Mercury amalgamates readily with silver and gold and, since Roman times, has been used for artisanal or small-scale gold mining in many parts of the world. Mercury from Almaden was used for Spanish colonial gold and silver processing in the New World, and the cinnabar deposits at Huancavelica, Peru, provided a regional source for this important metal. Since 1927, in conformance with the system used at Almaden, the “flask” has been the unique unit for measuring and pricing mercury. One flask weighs 34.5 kilograms, and 29 flasks comprise 1 metric ton.

Although mercury occurs widely in the United States, it has not been mined as a principal commodity since 1992. Domestic mercury is either produced as a byproduct of gold mining or is reclaimed and recycled from automobile convenience switches, batteries, computers, dental amalgam, fluorescent lamps, gym flooring, medical devices or thermostats. Tons of mercury-containing waste go into landfills in the United States and Canada.

In 2005, the U.S. reserve base of mercury of 7,000 metric tons composed an estimated 3 percent of the world reserve base, and the Defense National Stockpile has 4,436 metric tons of mercury in inventory; however, sales from the stockpile have been suspended. U.S. exports of mercury were estimated to be 278 metric tons in 2004.

U.S. manufacturers used 500 to 600 metric tons per year of recycled and imported mercury in the early 1990s. Now, the amount used is estimated to be less than 200 metric tons per year.
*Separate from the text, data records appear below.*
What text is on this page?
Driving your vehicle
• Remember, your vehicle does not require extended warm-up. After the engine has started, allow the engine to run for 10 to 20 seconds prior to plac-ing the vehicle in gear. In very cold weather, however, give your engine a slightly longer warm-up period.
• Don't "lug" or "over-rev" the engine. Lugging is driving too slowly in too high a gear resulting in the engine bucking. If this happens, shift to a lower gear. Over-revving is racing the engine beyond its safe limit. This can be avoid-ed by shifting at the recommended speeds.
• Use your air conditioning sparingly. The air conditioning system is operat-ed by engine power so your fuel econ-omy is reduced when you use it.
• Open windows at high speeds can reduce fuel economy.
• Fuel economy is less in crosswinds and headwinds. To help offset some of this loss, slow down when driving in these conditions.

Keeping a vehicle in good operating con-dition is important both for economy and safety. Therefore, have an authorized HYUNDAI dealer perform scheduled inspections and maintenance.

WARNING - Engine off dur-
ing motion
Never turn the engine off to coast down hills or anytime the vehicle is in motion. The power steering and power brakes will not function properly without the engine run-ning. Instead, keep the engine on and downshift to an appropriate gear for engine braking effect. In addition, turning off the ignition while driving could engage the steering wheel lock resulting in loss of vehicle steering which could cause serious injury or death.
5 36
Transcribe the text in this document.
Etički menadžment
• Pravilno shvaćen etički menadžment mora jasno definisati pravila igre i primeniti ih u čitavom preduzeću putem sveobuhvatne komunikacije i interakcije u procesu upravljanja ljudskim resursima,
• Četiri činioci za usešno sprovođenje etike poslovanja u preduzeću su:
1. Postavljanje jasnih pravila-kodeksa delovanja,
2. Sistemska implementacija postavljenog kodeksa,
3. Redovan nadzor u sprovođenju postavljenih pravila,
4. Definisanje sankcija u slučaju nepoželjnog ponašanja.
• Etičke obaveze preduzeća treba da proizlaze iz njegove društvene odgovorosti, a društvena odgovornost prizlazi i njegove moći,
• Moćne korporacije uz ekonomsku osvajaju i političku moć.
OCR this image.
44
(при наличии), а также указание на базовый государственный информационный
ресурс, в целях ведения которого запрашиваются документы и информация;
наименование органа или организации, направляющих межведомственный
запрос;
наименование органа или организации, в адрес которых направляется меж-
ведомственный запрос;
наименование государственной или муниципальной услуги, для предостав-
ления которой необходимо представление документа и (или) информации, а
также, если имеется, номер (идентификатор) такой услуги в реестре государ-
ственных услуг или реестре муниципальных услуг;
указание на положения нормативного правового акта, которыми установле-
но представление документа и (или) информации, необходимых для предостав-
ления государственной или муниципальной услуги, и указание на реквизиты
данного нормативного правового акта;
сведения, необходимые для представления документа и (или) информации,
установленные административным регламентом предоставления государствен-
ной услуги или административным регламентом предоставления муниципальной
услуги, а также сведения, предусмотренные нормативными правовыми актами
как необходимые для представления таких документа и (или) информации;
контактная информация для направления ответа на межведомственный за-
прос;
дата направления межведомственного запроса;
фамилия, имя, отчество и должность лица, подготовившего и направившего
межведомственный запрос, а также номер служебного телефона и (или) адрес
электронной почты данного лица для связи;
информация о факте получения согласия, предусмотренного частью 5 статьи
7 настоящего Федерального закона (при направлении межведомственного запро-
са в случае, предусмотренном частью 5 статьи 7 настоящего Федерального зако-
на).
Analysts must estimate much of the data on mercury because it is a low-volume commodity that lacks careful tracking of its production, use and disposal. Prices and volumes of mercury used may change dramatically from year to year. For example, the average U.S. domestic price of mercury was $150 per flask from 2000 to 2003, but rose sharply in 2004, peaking at $850 per flask in the spring of 2005 before falling to $700 per flask by year-end.

Mercury has a long history of use for industrial, medical and mining applications; however, because of its effect on human health, its continued use is in question. Non-mercury substitutes are available. For example, digital thermometers substitute for mercury thermometers, and ceramic material substitutes for dental amalgam. Increased reclamation and recycling of byproduct mercury from mining and metals processing and from used mercury-containing products will reduce risks to the environment.